Loading

Image Segmentation in the Presence of Intensity in Homogeneities by using Level Set Method with MRI and Satellite Images
D. Mohammed Elias1, P. Lakshmi Devi2

1D.Mohammed Elias, ECE Department, AITS, Rajampet, A.P., India.
2Sri. P.Lakshmi Devi, Assosiative Prof. of ECE Department, AITS Rajampet, A.P., India.

Manuscript received on July 01, 2012. | Revised Manuscript received on July 05, 2012. | Manuscript published on July 10, 2012. | PP: 85-87 | Volume-1, Issue-2, July 2012. | Retrieval Number: B0163071212/2012©BEIESP
Open Access | Ethics and  Policies | Cite 
© The Authors. Blue Eyes Intelligence Engineering and Sciences Publication (BEIESP). This is an open access article under the CC BY-NC-ND license (http://creativecommons.org/licenses/by-nc-nd/4.0/)
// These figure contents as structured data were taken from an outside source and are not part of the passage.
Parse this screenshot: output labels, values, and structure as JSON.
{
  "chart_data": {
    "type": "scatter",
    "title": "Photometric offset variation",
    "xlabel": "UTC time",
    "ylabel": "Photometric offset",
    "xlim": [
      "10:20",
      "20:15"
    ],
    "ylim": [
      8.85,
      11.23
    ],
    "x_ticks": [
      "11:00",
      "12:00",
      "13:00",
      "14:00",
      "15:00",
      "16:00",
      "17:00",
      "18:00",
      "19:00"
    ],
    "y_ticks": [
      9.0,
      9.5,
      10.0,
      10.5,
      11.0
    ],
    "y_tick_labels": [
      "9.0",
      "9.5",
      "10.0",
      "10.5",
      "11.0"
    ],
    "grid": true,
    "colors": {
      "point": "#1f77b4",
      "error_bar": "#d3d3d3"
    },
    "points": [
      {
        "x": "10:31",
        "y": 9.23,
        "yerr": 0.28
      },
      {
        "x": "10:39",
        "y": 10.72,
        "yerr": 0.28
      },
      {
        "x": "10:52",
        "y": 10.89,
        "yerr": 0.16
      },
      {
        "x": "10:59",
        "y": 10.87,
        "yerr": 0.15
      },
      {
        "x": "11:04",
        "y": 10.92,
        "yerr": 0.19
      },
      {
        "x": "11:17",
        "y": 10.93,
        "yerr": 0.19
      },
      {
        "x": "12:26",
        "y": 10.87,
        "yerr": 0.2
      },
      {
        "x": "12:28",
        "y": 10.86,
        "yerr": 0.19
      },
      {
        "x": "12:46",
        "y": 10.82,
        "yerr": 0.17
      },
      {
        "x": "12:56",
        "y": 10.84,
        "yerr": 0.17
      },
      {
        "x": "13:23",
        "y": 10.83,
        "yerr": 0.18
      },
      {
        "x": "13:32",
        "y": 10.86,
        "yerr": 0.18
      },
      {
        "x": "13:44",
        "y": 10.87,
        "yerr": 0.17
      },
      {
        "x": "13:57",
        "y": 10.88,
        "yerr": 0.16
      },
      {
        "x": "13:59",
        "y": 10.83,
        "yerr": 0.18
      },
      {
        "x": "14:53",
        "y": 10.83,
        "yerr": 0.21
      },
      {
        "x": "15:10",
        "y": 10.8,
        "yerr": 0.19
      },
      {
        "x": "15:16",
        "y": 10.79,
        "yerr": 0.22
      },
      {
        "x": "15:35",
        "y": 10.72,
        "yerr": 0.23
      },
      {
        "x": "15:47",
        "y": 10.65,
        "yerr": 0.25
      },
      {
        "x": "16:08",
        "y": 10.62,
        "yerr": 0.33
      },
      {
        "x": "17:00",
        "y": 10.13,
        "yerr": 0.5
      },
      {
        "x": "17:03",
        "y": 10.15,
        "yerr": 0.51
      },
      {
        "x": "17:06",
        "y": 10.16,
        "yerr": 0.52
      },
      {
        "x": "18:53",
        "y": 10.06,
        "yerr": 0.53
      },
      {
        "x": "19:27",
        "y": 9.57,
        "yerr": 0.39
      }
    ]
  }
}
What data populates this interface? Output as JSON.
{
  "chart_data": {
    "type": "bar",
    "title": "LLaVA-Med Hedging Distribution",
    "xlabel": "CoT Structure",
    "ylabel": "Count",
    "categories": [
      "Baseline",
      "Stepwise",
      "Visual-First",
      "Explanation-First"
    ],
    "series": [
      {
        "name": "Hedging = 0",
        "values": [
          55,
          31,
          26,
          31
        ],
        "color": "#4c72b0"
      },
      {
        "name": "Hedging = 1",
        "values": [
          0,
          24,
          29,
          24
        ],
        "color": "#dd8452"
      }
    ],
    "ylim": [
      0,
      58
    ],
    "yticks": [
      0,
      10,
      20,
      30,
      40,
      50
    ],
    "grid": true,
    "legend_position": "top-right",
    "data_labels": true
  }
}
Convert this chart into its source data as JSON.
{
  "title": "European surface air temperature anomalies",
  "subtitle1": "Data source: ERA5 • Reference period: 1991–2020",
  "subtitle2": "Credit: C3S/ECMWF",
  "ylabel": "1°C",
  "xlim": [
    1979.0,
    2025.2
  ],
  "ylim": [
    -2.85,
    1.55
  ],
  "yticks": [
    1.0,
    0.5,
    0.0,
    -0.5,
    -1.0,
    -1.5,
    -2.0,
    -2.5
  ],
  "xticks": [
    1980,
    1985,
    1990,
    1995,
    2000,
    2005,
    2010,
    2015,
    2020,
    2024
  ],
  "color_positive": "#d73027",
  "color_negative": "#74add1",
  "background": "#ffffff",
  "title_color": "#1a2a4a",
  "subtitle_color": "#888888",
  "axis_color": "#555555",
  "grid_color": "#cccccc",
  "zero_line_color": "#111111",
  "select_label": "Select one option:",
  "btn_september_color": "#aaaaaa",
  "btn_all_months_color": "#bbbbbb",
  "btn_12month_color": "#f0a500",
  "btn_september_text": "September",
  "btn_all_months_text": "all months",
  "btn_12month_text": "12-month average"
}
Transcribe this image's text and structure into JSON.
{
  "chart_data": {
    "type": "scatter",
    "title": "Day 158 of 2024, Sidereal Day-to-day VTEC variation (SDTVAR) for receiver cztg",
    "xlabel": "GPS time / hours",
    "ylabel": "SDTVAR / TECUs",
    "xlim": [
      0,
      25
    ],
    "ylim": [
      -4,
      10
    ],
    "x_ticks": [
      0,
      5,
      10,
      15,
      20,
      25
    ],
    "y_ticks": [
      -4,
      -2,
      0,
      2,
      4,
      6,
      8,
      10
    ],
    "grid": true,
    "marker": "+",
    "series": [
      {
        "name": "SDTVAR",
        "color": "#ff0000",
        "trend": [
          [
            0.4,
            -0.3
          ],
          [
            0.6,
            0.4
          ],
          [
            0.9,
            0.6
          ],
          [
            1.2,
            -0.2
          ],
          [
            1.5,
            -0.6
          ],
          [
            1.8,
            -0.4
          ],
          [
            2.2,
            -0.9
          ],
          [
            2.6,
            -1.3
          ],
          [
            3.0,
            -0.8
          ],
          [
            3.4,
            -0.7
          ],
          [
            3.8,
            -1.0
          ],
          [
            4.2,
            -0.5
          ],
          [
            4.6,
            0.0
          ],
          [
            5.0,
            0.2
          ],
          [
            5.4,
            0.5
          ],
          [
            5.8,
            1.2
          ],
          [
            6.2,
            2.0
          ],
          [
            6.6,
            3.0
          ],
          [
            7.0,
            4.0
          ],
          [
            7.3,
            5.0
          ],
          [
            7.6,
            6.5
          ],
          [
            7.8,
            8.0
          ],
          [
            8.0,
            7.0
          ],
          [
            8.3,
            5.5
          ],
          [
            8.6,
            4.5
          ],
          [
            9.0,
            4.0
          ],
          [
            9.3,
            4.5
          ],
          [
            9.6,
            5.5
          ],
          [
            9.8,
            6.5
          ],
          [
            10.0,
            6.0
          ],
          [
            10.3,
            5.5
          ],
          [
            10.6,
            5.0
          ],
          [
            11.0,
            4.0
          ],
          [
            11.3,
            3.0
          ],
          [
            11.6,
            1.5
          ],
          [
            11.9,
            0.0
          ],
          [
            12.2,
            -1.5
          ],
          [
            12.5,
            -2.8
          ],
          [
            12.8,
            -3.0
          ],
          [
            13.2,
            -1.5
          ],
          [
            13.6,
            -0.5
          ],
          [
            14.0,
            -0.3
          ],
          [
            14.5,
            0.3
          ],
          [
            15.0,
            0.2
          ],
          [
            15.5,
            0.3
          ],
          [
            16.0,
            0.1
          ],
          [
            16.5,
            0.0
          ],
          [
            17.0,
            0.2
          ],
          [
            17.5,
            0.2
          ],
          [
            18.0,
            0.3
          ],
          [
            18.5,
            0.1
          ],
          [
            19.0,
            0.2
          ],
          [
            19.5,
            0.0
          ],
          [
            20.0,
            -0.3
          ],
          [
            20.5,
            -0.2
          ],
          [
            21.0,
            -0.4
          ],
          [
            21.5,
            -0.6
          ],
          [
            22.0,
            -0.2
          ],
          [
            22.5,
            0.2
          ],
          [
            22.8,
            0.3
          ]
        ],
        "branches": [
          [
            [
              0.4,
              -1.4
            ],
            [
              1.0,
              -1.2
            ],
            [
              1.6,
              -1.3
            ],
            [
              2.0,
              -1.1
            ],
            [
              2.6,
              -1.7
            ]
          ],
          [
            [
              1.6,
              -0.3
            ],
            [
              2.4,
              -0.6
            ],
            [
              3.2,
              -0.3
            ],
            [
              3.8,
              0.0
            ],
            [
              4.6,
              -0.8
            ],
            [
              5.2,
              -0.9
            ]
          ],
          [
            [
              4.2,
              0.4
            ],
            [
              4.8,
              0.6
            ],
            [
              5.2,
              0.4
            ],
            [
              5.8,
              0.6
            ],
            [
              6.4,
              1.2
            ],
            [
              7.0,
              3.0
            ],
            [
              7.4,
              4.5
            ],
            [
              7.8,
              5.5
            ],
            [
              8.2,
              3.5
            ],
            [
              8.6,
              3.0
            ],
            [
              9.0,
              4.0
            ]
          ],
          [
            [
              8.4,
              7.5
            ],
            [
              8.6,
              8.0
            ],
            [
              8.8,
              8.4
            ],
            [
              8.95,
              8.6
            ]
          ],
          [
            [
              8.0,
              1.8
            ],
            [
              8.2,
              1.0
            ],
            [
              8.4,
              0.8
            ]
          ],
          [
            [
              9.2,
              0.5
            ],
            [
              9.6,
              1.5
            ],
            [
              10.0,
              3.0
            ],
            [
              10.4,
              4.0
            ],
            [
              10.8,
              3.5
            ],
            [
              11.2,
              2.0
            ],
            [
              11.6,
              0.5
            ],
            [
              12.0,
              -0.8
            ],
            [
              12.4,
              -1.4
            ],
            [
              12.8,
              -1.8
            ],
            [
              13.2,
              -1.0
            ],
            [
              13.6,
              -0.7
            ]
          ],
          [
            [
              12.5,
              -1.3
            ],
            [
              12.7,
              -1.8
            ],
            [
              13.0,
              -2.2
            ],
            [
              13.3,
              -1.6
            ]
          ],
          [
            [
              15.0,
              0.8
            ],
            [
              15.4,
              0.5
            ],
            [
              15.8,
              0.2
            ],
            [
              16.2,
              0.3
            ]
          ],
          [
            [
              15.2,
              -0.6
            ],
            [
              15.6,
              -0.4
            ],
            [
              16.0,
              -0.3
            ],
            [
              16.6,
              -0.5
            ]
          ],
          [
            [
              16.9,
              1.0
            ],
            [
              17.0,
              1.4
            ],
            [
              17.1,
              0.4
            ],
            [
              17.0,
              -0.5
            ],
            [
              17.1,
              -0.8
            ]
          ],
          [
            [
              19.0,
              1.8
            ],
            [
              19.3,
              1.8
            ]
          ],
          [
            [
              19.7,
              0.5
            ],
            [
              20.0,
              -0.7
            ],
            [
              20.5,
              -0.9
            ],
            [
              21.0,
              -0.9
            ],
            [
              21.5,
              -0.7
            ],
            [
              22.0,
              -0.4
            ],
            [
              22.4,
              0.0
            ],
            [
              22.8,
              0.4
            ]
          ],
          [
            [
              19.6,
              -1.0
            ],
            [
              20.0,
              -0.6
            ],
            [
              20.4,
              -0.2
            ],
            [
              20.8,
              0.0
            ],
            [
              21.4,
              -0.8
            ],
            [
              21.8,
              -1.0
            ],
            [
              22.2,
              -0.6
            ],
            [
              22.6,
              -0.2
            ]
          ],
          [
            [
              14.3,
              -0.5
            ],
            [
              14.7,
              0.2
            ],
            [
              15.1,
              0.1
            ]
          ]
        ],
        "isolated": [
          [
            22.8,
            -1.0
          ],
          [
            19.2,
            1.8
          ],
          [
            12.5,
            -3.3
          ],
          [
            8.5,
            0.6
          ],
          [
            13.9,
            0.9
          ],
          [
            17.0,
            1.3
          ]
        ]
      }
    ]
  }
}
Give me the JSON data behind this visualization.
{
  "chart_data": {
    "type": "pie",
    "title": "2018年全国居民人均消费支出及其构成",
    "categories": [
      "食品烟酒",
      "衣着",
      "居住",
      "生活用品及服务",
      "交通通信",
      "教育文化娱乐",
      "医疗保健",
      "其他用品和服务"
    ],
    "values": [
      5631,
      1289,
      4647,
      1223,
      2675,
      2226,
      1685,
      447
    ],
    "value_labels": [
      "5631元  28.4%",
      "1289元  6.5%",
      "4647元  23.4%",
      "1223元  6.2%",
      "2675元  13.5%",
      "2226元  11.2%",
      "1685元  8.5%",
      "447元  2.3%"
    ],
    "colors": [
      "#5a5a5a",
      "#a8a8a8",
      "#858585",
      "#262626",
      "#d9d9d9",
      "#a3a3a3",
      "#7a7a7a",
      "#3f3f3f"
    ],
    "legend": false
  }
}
Abstract: This paper proposes a novel region-based method for image segmentation, which is able to deal with intensity inhomogeneities in the segmentation. Intensity inhomogeneity often occurs in real-world images, which presents a considerable challenge in image segmentation. Here we can take both mri images and also satellite images. First, based on the model of images with intensity inhomogeneities, we derive a local intensity clustering property of the image intensities, and define a local clustering criterion function for the image intensities in a neighborhood of each point. This local clustering criterion function is then integrated with respect to the neighborhood center to give a global criterion of image segmentation. Our method has been validated on synthetic images and real images of various modalities, with desirable performance in the presence of intensity inhomogeneities. Experiments show that our method is more robust to initialization, faster and more accurate than the well-known piecewise smooth model. As an application, our method has been used for segmentation and bias correction of magnetic resonance (MR) images with promising results.
Keywords: Bias correction, image segmentation, intensity inhomogeneity,level set, MRI,satellite image.